Because protein confidence values are calculated from peptide confidence values and peptide confidence values do not change as peptides are assigned to proteins, the protein confidence values are dependent on the initial confidence values of the peptides. These initial peptide confidence values are based on a model for the relationship between the amount of evidence in data for a peptide and the probability of correctness of a peptide. In particular, in order to effectively resolve the peptide-to-protein paradox, the present invention first provides an accurate method for calculating peptide confidence values from a set of peptide-spectrum matches (PSM) obtained after searching against a target and a decoy protein database (concatenated or separated), wherein said PSMs are generated in a proteomics experiment in which one or more mass spectrometers that perform a plurality of scans of a sample produce a plurality of spectra and wherein a processor in communication with a target and a decoy protein database identify said set of PSM from the plurality of spectra. Once the set of PSM is generated, the peptide confidence values are obtained from a single ordered list of decoy and target peptides according to the score of their corresponding PSM, wherein for each peptide (target or decoy), the number of decoy peptides (d) with an equal or better score are counted and this number is divided by the total number of decoy peptides (D) to produce a p-value, wherein said p-value is essential in the present invention for later on calculating the protein confidence values and thus for constructing a protein probability model present in the sample.

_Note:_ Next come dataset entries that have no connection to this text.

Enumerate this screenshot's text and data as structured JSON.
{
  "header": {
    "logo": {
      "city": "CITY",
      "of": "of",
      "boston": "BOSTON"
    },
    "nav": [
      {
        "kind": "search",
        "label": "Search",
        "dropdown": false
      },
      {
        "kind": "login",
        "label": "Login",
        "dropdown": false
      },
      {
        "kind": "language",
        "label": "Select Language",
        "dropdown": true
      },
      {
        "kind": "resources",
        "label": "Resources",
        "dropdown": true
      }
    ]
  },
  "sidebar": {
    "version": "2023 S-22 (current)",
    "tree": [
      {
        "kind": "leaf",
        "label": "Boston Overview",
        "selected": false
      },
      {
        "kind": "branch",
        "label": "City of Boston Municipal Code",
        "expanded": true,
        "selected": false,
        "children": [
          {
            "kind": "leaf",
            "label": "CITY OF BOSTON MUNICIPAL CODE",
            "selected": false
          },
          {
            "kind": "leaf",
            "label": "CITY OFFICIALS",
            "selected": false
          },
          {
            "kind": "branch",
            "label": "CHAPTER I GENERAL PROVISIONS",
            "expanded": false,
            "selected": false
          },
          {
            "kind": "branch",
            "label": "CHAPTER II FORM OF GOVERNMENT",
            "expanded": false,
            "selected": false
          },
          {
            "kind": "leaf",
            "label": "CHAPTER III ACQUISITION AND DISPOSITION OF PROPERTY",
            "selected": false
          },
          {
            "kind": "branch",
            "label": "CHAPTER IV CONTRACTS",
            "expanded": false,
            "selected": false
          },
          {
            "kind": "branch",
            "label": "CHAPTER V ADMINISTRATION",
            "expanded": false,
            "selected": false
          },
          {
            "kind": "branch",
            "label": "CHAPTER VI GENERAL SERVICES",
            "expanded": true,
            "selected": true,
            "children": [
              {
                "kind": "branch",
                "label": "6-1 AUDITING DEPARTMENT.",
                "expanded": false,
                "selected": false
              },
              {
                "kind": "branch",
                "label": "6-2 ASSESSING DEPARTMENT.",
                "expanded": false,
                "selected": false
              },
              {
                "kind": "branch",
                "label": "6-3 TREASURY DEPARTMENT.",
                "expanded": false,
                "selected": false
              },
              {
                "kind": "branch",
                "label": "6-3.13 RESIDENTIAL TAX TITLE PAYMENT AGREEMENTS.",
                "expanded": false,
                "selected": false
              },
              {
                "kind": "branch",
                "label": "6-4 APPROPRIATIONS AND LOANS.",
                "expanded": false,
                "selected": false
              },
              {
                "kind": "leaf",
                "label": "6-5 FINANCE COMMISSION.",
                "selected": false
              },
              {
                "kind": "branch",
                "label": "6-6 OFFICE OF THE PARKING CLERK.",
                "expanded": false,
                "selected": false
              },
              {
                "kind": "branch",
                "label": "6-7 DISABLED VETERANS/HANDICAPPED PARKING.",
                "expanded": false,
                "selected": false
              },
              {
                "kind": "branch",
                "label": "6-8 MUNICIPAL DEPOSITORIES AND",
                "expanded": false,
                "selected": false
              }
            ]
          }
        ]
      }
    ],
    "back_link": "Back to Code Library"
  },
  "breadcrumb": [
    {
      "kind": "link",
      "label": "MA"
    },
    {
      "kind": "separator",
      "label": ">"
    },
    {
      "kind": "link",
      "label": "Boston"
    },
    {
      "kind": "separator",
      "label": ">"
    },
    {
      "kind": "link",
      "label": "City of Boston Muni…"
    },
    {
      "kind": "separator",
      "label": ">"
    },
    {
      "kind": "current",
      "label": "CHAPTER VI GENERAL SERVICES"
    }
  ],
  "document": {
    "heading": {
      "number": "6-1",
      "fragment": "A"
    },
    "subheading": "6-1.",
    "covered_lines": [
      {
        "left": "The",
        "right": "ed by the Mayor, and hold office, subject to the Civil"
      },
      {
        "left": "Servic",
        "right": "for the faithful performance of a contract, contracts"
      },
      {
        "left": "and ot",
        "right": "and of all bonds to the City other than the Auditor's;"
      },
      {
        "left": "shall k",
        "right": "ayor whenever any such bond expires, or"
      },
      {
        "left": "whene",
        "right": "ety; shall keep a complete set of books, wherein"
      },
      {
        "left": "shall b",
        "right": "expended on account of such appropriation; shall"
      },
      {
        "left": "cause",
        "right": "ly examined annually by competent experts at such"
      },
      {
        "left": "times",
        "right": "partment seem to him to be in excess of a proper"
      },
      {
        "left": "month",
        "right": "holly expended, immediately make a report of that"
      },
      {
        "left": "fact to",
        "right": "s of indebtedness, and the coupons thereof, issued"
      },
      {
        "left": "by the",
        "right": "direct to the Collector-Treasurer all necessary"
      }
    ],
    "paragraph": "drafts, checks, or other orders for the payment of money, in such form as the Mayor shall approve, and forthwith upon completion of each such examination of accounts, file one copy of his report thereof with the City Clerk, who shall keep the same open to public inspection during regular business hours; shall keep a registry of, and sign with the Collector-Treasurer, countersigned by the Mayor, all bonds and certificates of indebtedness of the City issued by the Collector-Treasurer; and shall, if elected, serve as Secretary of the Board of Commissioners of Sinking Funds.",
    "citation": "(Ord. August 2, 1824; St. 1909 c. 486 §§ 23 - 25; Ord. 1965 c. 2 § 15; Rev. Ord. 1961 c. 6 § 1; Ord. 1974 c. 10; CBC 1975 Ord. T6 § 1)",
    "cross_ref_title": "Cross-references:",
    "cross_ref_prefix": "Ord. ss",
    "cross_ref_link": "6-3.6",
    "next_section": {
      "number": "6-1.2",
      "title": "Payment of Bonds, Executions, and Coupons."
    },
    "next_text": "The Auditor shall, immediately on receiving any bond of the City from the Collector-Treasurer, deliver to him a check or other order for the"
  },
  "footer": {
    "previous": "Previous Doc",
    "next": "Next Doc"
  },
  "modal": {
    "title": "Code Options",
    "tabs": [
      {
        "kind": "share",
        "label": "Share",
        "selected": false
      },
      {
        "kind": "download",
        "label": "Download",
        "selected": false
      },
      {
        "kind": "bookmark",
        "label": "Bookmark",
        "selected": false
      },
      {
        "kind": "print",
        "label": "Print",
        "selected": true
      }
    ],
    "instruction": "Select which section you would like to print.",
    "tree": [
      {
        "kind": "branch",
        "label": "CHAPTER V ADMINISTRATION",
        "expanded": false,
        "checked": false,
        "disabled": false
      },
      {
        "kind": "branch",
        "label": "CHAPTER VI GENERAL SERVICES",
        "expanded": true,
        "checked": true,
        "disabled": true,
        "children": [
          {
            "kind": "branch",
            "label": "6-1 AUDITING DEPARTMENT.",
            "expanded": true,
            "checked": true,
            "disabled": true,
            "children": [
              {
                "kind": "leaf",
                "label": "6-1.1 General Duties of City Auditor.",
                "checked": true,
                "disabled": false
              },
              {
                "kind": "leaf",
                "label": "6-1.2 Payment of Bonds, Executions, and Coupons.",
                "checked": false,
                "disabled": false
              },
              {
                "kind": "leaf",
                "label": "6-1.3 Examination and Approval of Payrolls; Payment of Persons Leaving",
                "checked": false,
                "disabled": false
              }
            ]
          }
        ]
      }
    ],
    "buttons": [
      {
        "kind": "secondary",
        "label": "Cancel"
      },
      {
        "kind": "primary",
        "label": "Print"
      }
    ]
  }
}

It is herein noted that when a peptide is matched by several PSMs, the PSM with the best score should be selected.

Thus a first aspect of the invention, refers to a method for calculating peptide confidence values from a set of peptides obtained after searching against a target and a decoy protein database (concatenated or separated), wherein preferably, but not limited to, said peptides are identified in a proteomics experiment (or in a (biological) sample) in which one or more mass spectrometers that perform a plurality of scans of the sample produce a plurality of spectra and wherein a processor in communication with a protein and a decoy database identify said set of peptides from the plurality of spectra, characterized in that the method comprises: a. obtaining the best sequence candidate (or peptide) from each database per each MS/MS spectrum, according to the score obtained from the search engine, where the match between the best-scoring candidate and a MS/MS spectrum is called a peptide-spectrum match (PSM);

b. selecting the PSM with best score when a peptide is matched by two or more PSM, so that a peptide list is constructed from the matched peptides together with their corresponding best scores;

c. determining peptide p-values from the peptide list containing the set of peptide scores by producing a single ordered list of decoy and target peptides according to their scores, wherein for each peptide (target or decoy), the number of decoy peptides (d) with an equal or better score are counted up and this number is divided by the total number of decoy peptides (D) to produce a p-value p-value(peptidei) = d/D (1) or the cologarithm of the p-value (LP).

More specifically the method comprises calculating the peptide p-values from the set of peptides identified in a sample, by the following steps: i. MS/MS spectra obtained from the set of peptides from the sample are matched against a target and a decoy protein database, separately or in the form of a concatenated target and decoy protein database, and wherein the target database is characterized by having all the protein sequences that could be present in the sample, and the decoy database contains sequences that should not be detected, and wherein each of these matches is called a peptide-to-spectrum match (PSM), and a score is assigned to each PSM depending on the similarity between the MS/MS spectrum and the peptide; ii. generating a single ordered list of decoy and target peptides according to the score of their corresponding PSM obtained in step i); and iii. determining the peptide p-values from the peptide list generated in step ii) containing the set of peptide scores, wherein for each peptide (target or decoy), the number of decoy peptides (d) with an equal or better score are counted up and this number is divided by the total number of decoy peptides (D) to produce a p-value p-value(peptidei) = d/D (1) or the cologarithm of the p-value (LP).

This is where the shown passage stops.